Asked why he ordered financial sanctions against Moscow that disrupted food and energy markets around the world, Biden said he made his calculations as a commander in chief, not as an election-minded politician.

“I am the President of the United States,” he said. “This is what is best in the country. No kidding. No kidding. So what will happen? What happens if the strongest force in NATO, the organizational structure that we have created, leaves Russian aggression?”

Biden pointed to the possibility of chaos in Europe if Russia continues to move unhindered deep into the continent, China dares to seize Taiwan, and North Korea becomes even more aggressive with its nuclear ambitions.

Biden reiterated his contention that the big oil companies benefited from higher prices by not increasing production as much as they should have. He said companies should think about the world in the short term, not just about their investors.

“Don’t reward yourself,” he said.

Consumer prices have jumped 8.6% over the past year, the sharpest rise in more than 40 years. Republican lawmakers said last year’s $1.9 trillion coronavirus relief package for Biden set off a price spiral.

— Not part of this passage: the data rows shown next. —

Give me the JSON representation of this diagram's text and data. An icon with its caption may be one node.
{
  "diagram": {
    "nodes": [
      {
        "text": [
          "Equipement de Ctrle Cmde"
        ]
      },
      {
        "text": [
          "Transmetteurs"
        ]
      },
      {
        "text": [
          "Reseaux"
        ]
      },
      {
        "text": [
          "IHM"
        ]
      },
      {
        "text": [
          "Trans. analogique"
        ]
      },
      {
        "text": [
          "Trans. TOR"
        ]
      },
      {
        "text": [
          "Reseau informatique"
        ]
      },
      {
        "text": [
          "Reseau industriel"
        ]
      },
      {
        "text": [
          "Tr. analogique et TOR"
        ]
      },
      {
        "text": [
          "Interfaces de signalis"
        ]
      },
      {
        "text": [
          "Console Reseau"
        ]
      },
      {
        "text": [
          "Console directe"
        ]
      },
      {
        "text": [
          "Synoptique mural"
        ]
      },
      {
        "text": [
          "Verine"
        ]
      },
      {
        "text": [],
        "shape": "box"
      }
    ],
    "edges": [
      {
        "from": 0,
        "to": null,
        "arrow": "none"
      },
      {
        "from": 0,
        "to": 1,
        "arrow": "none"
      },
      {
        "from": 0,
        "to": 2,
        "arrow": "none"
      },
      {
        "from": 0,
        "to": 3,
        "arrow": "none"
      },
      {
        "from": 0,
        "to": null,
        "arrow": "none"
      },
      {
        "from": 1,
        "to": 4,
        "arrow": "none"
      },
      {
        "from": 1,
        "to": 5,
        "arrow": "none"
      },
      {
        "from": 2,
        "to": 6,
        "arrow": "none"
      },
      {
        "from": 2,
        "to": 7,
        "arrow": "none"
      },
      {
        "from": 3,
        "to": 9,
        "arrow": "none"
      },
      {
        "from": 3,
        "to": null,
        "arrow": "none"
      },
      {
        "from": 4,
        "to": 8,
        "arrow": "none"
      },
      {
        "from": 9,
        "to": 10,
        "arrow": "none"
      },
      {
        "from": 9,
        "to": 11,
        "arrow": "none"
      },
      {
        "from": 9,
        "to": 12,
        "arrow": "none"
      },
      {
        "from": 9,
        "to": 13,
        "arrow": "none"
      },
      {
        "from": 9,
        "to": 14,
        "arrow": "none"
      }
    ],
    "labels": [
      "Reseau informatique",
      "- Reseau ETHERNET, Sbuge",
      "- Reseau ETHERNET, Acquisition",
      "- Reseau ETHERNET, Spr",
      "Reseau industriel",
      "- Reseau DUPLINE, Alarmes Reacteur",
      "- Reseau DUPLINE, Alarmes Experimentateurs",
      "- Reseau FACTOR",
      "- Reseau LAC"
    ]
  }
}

The president said there was “zero evidence” for that claim, noting that other countries experienced higher prices as economies reopened and people began to get vaccinated. Nevertheless, Biden acknowledged Treasury Secretary Janet Yellen’s contention that the spending had a limited inflationary effect.

“It’s debatable whether this had a negligible effect on inflation,” he said. “I do not think so. And most economists don’t think so. But the idea that this caused inflation seems strange.”

Nevertheless, high inflation has stymied Biden. He prioritized restoring millions of jobs, and the unemployment rate has returned to near pre-pandemic levels. The Federal Reserve raised its key interest rate on Wednesday in hopes of slowing the economy and lowering inflation to its 2% target.

The tightening of the Fed’s policy caused a decline in financial markets and led many economists to warn of a potential recession next year. The President urged Americans to be patient.

“They should not believe the warnings,” he said. “They should just say, ‘Let’s see what’s right.’